Так устанавливается иерархия понятий, согласно которой время
значительнее, но и дальше человека, безразличнее к нему. Припомнить себя
человеку дано только в Пространстве: предмет, краска, запах, жест… У
безразличного Времени человеческая память не может отвоевать и обжить хотя
бы маленький уголок пространства.
С точки зрения времени нет «тогда»
есть только «там»; и «там», напрягая взор,
память бродит по комнатам в сумерках, точно вор,
шаря в шкафах, роняя на пол роман,
запуская руку к себе в карман.
(III; 59).
Время представляет собой переход границы бытия: «время создано
смертью» (II,162).
Что не знает Эвклид, что, сойдя на конус,
вещь обретает не ноль, но Хронос
(II, 276).
Взгляд во Время – это взгляд вверх, вглубь Вселенной, в смерть.
Время есть мясо немой вселенной.
Там ничего не тикает. Даже выпав
из космического аппарата,
ничего не поймаете: ни фокстрота,
ни Ярославны, хоть на Путивль настроясь.
Вас убивает на внеземной орбите
отнюдь не отсутствие кислорода,
но избыток Времени в чистом, то есть –
без примеси вашей жизни виде.
(II; 322).
В интервью Джону Глэду Иосиф Бродский сказал: «Более всего меня
интересует – это время и тот эффект, какой оно оказывает на человека, как
оно его меняет, как обтачивает, т.е. это какое вот практическое время в его
длительности. Это то, что происходит с человеком во время жизни, то, что
время делает с человеком, как оно его трансформирует. С другой стороны, это
всего лишь метафора того, что вообще время делает с пространством и миром»
. (23; 140).
Под действием времени происходит преображение человека и всего мира:
Все, что мы звали личным,
что копили, греша,
время, считая лишним,
как прибой с голыша,
стачивает – то лаской,
то посредством резца –
чтобы кончить цикладской
вещью без черт лица.
(II; 457).
Со временем вещь «теряет профиль» и, получив имя,
тотчас
становится немедля частью речи.
Слова «пожирают» не только вещи, но и человека, редуцируя его
до грамматической категории:
от всего человека вам остается часть
речи. Часть речи вообще.

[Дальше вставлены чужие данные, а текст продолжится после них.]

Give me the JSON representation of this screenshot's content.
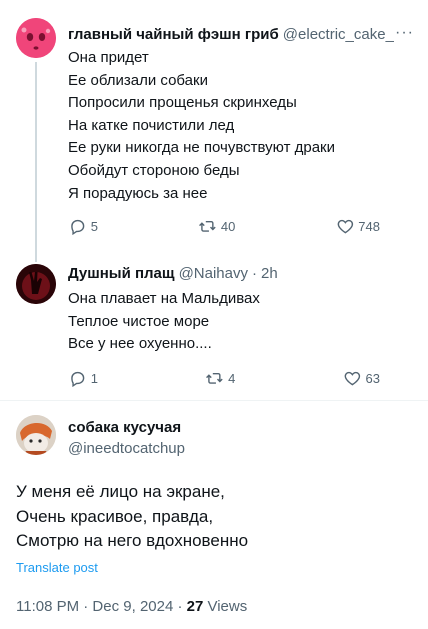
{
  "tweet1": {
    "name": "главный чайный фэшн гриб",
    "handle": "@electric_cake_",
    "more": "···",
    "lines": [
      "Она придет",
      "Ее облизали собаки",
      "Попросили прощенья скринхеды",
      "На катке почистили лед",
      "Ее руки никогда не почувствуют драки",
      "Обойдут стороною беды",
      "Я порадуюсь за нее"
    ],
    "replies": "5",
    "retweets": "40",
    "likes": "748"
  },
  "tweet2": {
    "name": "Душный плащ",
    "handle": "@Naihavy",
    "time": "2h",
    "lines": [
      "Она плавает на Мальдивах",
      "Теплое чистое море",
      "Все у нее охуенно...."
    ],
    "replies": "1",
    "retweets": "4",
    "likes": "63"
  },
  "main": {
    "name": "собака кусучая",
    "handle": "@ineedtocatchup",
    "lines": [
      "У меня её лицо на экране,",
      "Очень красивое, правда,",
      "Смотрю на него вдохновенно"
    ],
    "translate": "Translate post",
    "timestamp": "11:08 PM · Dec 9, 2024 · ",
    "views_count": "27",
    "views_label": " Views"
  },
  "colors": {
    "text": "#0f1419",
    "muted": "#536471",
    "link": "#1d9bf0",
    "avatar1": "#f0457a",
    "avatar2": "#3a0a10"
  }
}
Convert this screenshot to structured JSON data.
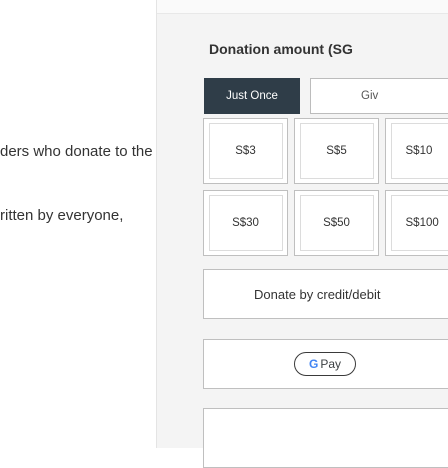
{
  "page": {
    "line1": "ders who donate to the",
    "line2": "ritten by everyone,"
  },
  "widget": {
    "heading": "Donation amount (SG",
    "frequency": {
      "once_label": "Just Once",
      "other_label": "Giv"
    },
    "amounts": [
      {
        "label": "S$3"
      },
      {
        "label": "S$5"
      },
      {
        "label": "S$10"
      },
      {
        "label": "S$30"
      },
      {
        "label": "S$50"
      },
      {
        "label": "S$100"
      }
    ],
    "card_button_label": "Donate by credit/debit",
    "gpay_button_label": "Pay",
    "gpay_g": "G"
  },
  "colors": {
    "dark_button": "#2f3d48",
    "widget_bg": "#f4f4f4"
  }
}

Часть речи.
Следуя этой логике, следующий шаг – «переход от слов к цифрам» к знаку
вообще, к иероглифу:
… туда, годе стоит Стена.
На фоне ее человек уродлив и страшен, как иероглиф;
Как любые другие неразборчивые письмена.
(III; 64).
Все эти топы свидетельствуют о глубокомысленной и опасной игре поэта
со Временем, увлекающей его в необозримое Ничто: «Трансформация человека в
вещь, в иероглиф, в число – это есть вектор в Ничто», - объясняет Бродский
(85; 189). Этот выход в чистоту и абстракцию ведет к следующему описанию
человека:
слезою скулу серебря,
человек есть конец самого себя
И вдается во Время.
Когда наблюдение ведется «с точки зрения времени», принятая человеком
концепция мироздания оказывается несовершенной и требует замены принципа
относительности, который поэт распространяет на все без исключения: «От
всякой великой веры остаются, как правило, только мощи»; «от лица остается
всего лишь профиль»; «от великой любви остается лишь равенства знак».

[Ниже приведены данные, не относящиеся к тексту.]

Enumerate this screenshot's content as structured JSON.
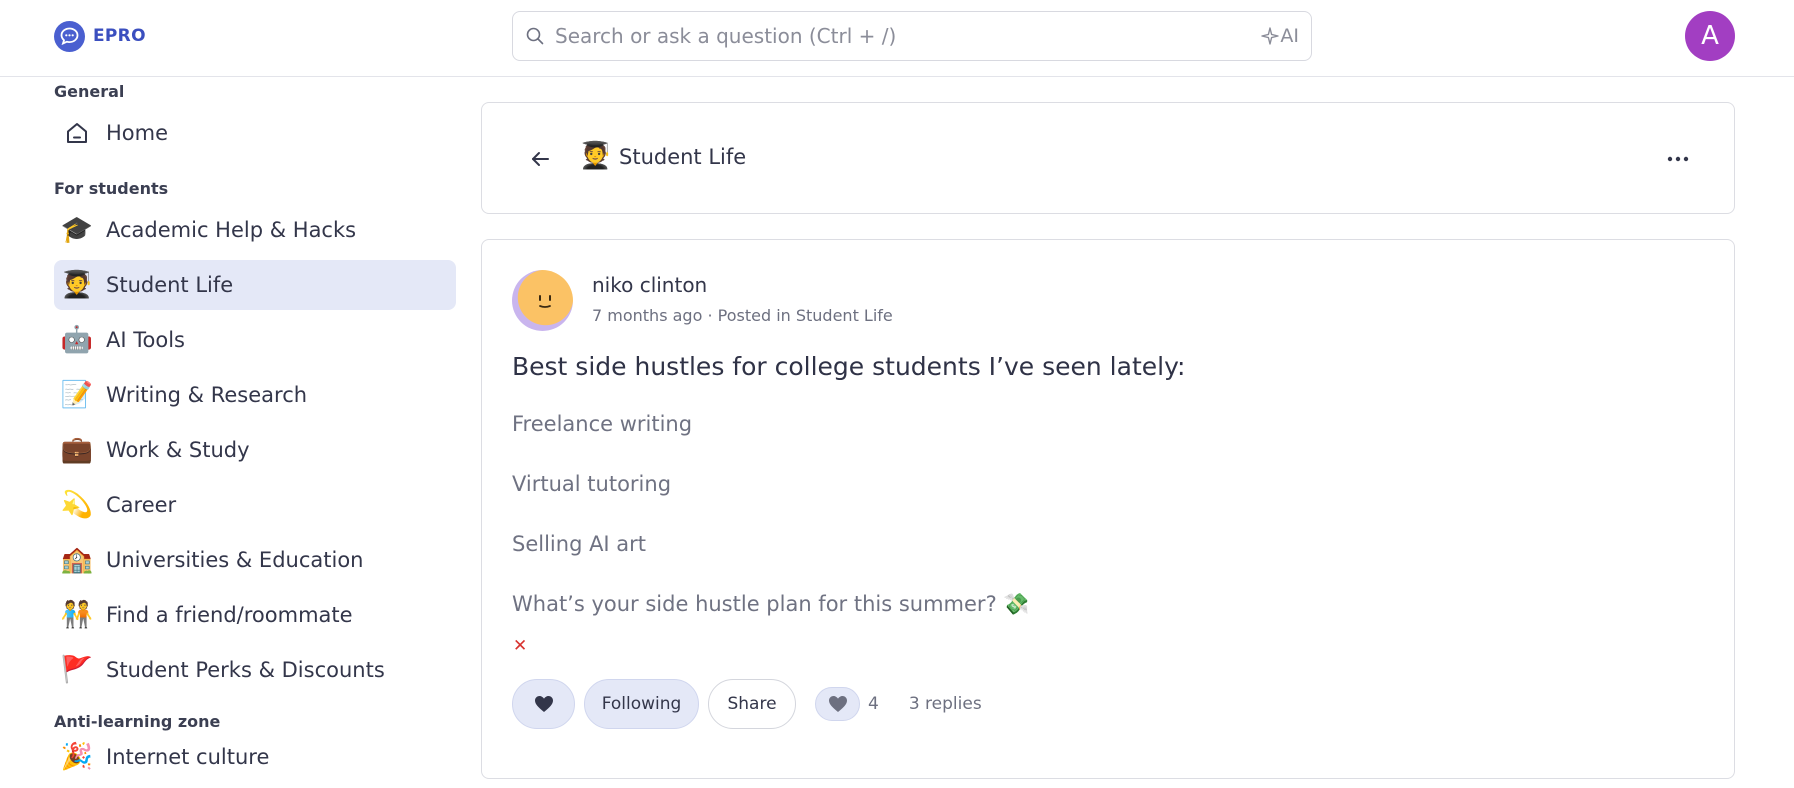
{
  "header": {
    "brand": "EPRO",
    "search_placeholder": "Search or ask a question (Ctrl + /)",
    "ai_label": "AI",
    "avatar_initial": "A"
  },
  "sidebar": {
    "sections": [
      {
        "label": "General",
        "items": [
          {
            "label": "Home",
            "icon": "home-icon"
          }
        ]
      },
      {
        "label": "For students",
        "items": [
          {
            "label": "Academic Help & Hacks",
            "icon": "🎓"
          },
          {
            "label": "Student Life",
            "icon": "🧑‍🎓",
            "active": true
          },
          {
            "label": "AI Tools",
            "icon": "🤖"
          },
          {
            "label": "Writing & Research",
            "icon": "📝"
          },
          {
            "label": "Work & Study",
            "icon": "💼"
          },
          {
            "label": "Career",
            "icon": "💫"
          },
          {
            "label": "Universities & Education",
            "icon": "🏫"
          },
          {
            "label": "Find a friend/roommate",
            "icon": "🧑‍🤝‍🧑"
          },
          {
            "label": "Student Perks & Discounts",
            "icon": "🚩"
          }
        ]
      },
      {
        "label": "Anti-learning zone",
        "items": [
          {
            "label": "Internet culture",
            "icon": "🎉"
          }
        ]
      }
    ]
  },
  "channel": {
    "emoji": "🧑‍🎓",
    "title": "Student Life"
  },
  "post": {
    "author": "niko clinton",
    "meta": "7 months ago · Posted in Student Life",
    "title": "Best side hustles for college students I’ve seen lately:",
    "paragraphs": [
      "Freelance writing",
      "Virtual tutoring",
      "Selling AI art",
      "What’s your side hustle plan for this summer? 💸"
    ],
    "close_glyph": "✕",
    "following_label": "Following",
    "share_label": "Share",
    "like_count": "4",
    "replies_label": "3 replies"
  },
  "colors": {
    "brand": "#3b4fbf",
    "avatar": "#a23ec2",
    "active_bg": "#e4e8f7"
  }
}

Следовательно, время изнашивает, искажает, уродует и, наконец, вполне
уничтожает не только вещи, предметы, человека, но и ценности, такие
понятия, как любовь, одиночество, вера, смерть. Да и на этом Время не
останавливается, идет дальше: оно стирает даже собственные следы:
Время, текущее в отличие от воды
горизонтально от вторника до среды
в темноте там разглаживало бы морщины
и стирало бы собственные следы.
С точки зрения времени в мире существует только одна сила, способная
противостоять разрушительному началу, способная придать пустоте, где «Время
– вектор в Ничто», глубокий экзистенциальный смысл. Эта сила – слово,
которое может защитить поэта, верно служащего языку.

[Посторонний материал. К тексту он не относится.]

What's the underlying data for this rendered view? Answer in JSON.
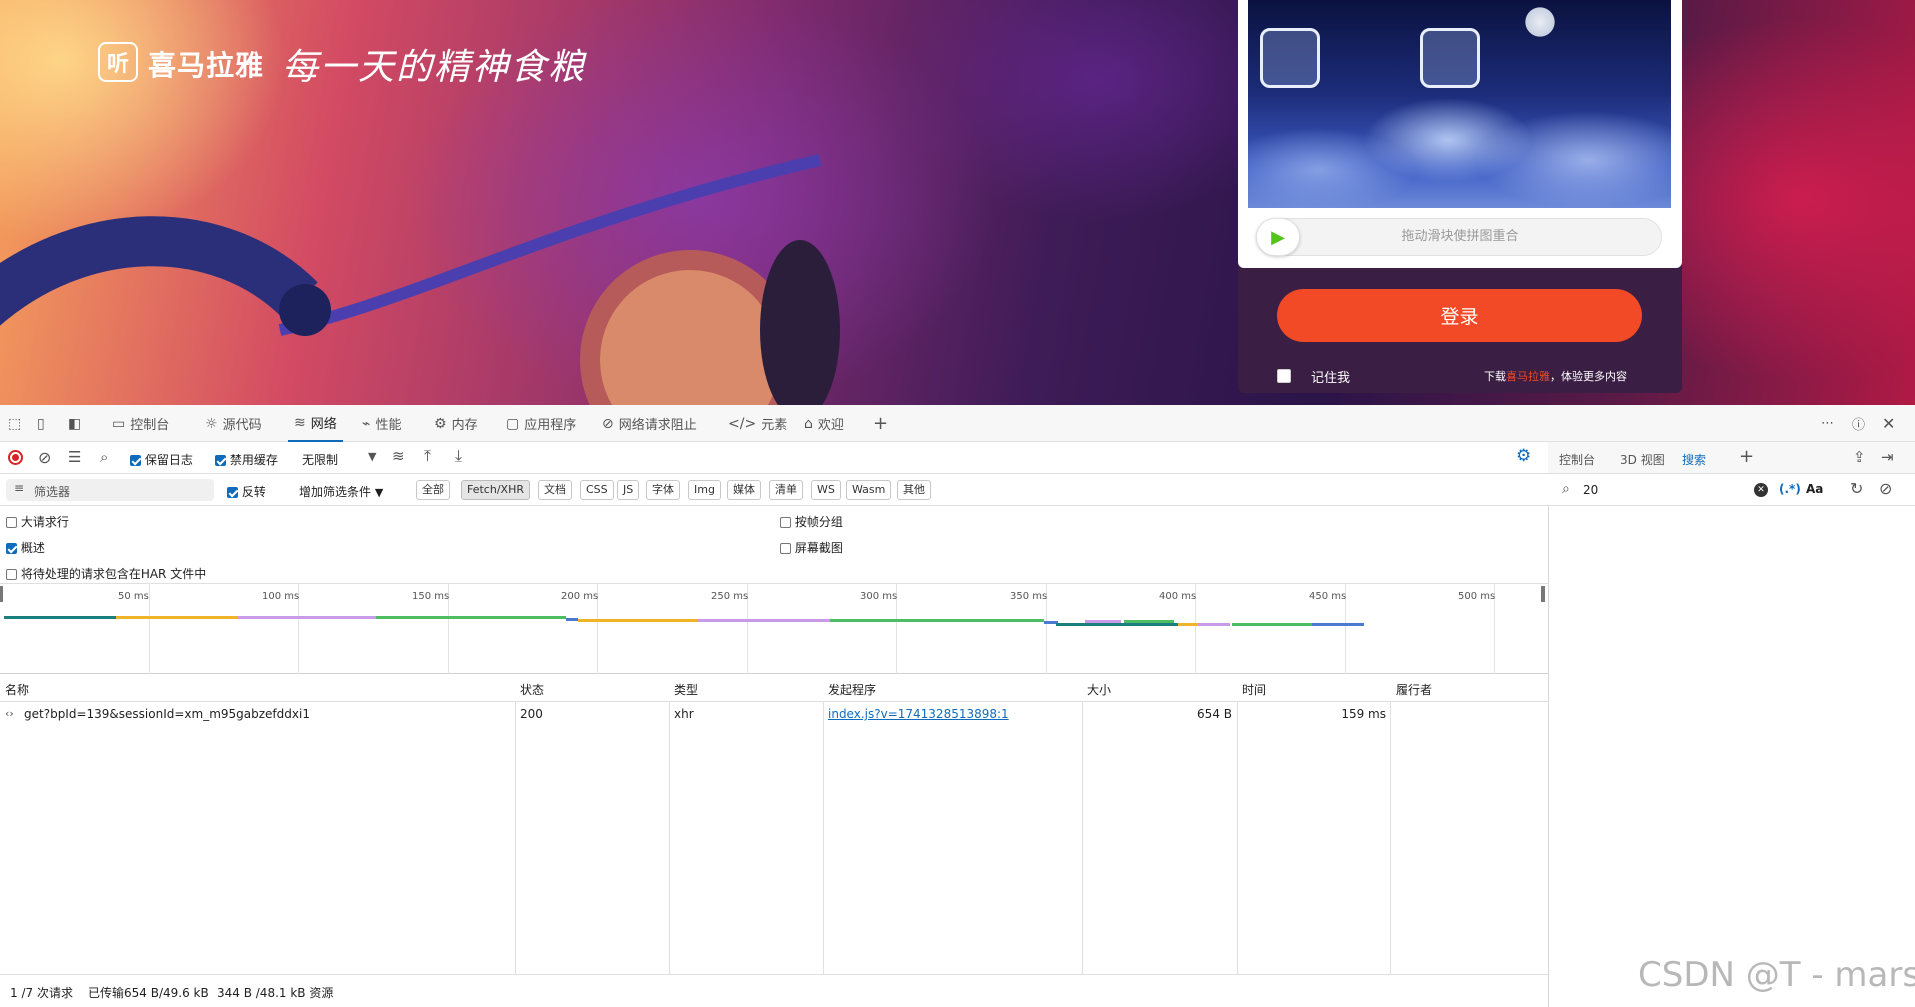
{
  "hero": {
    "logo_mark": "听",
    "logo_text": "喜马拉雅",
    "slogan": "每一天的精神食粮"
  },
  "login": {
    "slider_text": "拖动滑块使拼图重合",
    "login_button": "登录",
    "remember_label": "记住我",
    "download_prefix": "下载",
    "download_brand": "喜马拉雅",
    "download_suffix": "，体验更多内容",
    "accent_color": "#f24a26"
  },
  "devtools": {
    "tabs": [
      {
        "label": "控制台",
        "icon": "console-icon"
      },
      {
        "label": "源代码",
        "icon": "bug-icon"
      },
      {
        "label": "网络",
        "icon": "wifi-icon",
        "active": true
      },
      {
        "label": "性能",
        "icon": "performance-icon"
      },
      {
        "label": "内存",
        "icon": "memory-icon"
      },
      {
        "label": "应用程序",
        "icon": "application-icon"
      },
      {
        "label": "网络请求阻止",
        "icon": "block-icon"
      },
      {
        "label": "元素",
        "icon": "code-icon"
      },
      {
        "label": "欢迎",
        "icon": "home-icon"
      }
    ],
    "toolbar": {
      "preserve_log": "保留日志",
      "preserve_log_checked": true,
      "disable_cache": "禁用缓存",
      "disable_cache_checked": true,
      "throttle": "无限制"
    },
    "filter": {
      "placeholder": "筛选器",
      "invert": "反转",
      "invert_checked": true,
      "add_filter": "增加筛选条件",
      "types": [
        "全部",
        "Fetch/XHR",
        "文档",
        "CSS",
        "JS",
        "字体",
        "Img",
        "媒体",
        "清单",
        "WS",
        "Wasm",
        "其他"
      ],
      "active_type": "Fetch/XHR"
    },
    "options": {
      "big_rows": "大请求行",
      "big_rows_checked": false,
      "overview": "概述",
      "overview_checked": true,
      "har": "将待处理的请求包含在HAR 文件中",
      "har_checked": false,
      "group_by_frame": "按帧分组",
      "group_by_frame_checked": false,
      "screenshots": "屏幕截图",
      "screenshots_checked": false
    },
    "timeline_ticks": [
      "50 ms",
      "100 ms",
      "150 ms",
      "200 ms",
      "250 ms",
      "300 ms",
      "350 ms",
      "400 ms",
      "450 ms",
      "500 ms"
    ],
    "columns": [
      "名称",
      "状态",
      "类型",
      "发起程序",
      "大小",
      "时间",
      "履行者"
    ],
    "rows": [
      {
        "name": "get?bpId=139&sessionId=xm_m95gabzefddxi1",
        "status": "200",
        "type": "xhr",
        "initiator": "index.js?v=1741328513898:1",
        "size": "654 B",
        "time": "159 ms",
        "fulfilled_by": ""
      }
    ],
    "status": {
      "requests": "1 /7 次请求",
      "transferred": "已传输654 B/49.6 kB",
      "resources": "344 B /48.1 kB 资源"
    }
  },
  "right_panel": {
    "tabs": [
      "控制台",
      "3D 视图",
      "搜索"
    ],
    "active_tab": "搜索",
    "search_value": "20",
    "regex_label": "(.*)",
    "case_label": "Aa"
  },
  "watermark": "CSDN @T - mars"
}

Таким образом, философские мотивы Бродского: человека и Бога, любви и
ненависти, жизни и смерти, начала и конца, поданы в одной тональности, в
одном ракурсе – «с точки зрения Времени». Для Бродского Время обладает
позитивными характеристиками. В противоположность статическому
Пространству, оно освобождает из-под власти неподвижности; однако
одновременно Время и отчуждает «Я» от самого себя.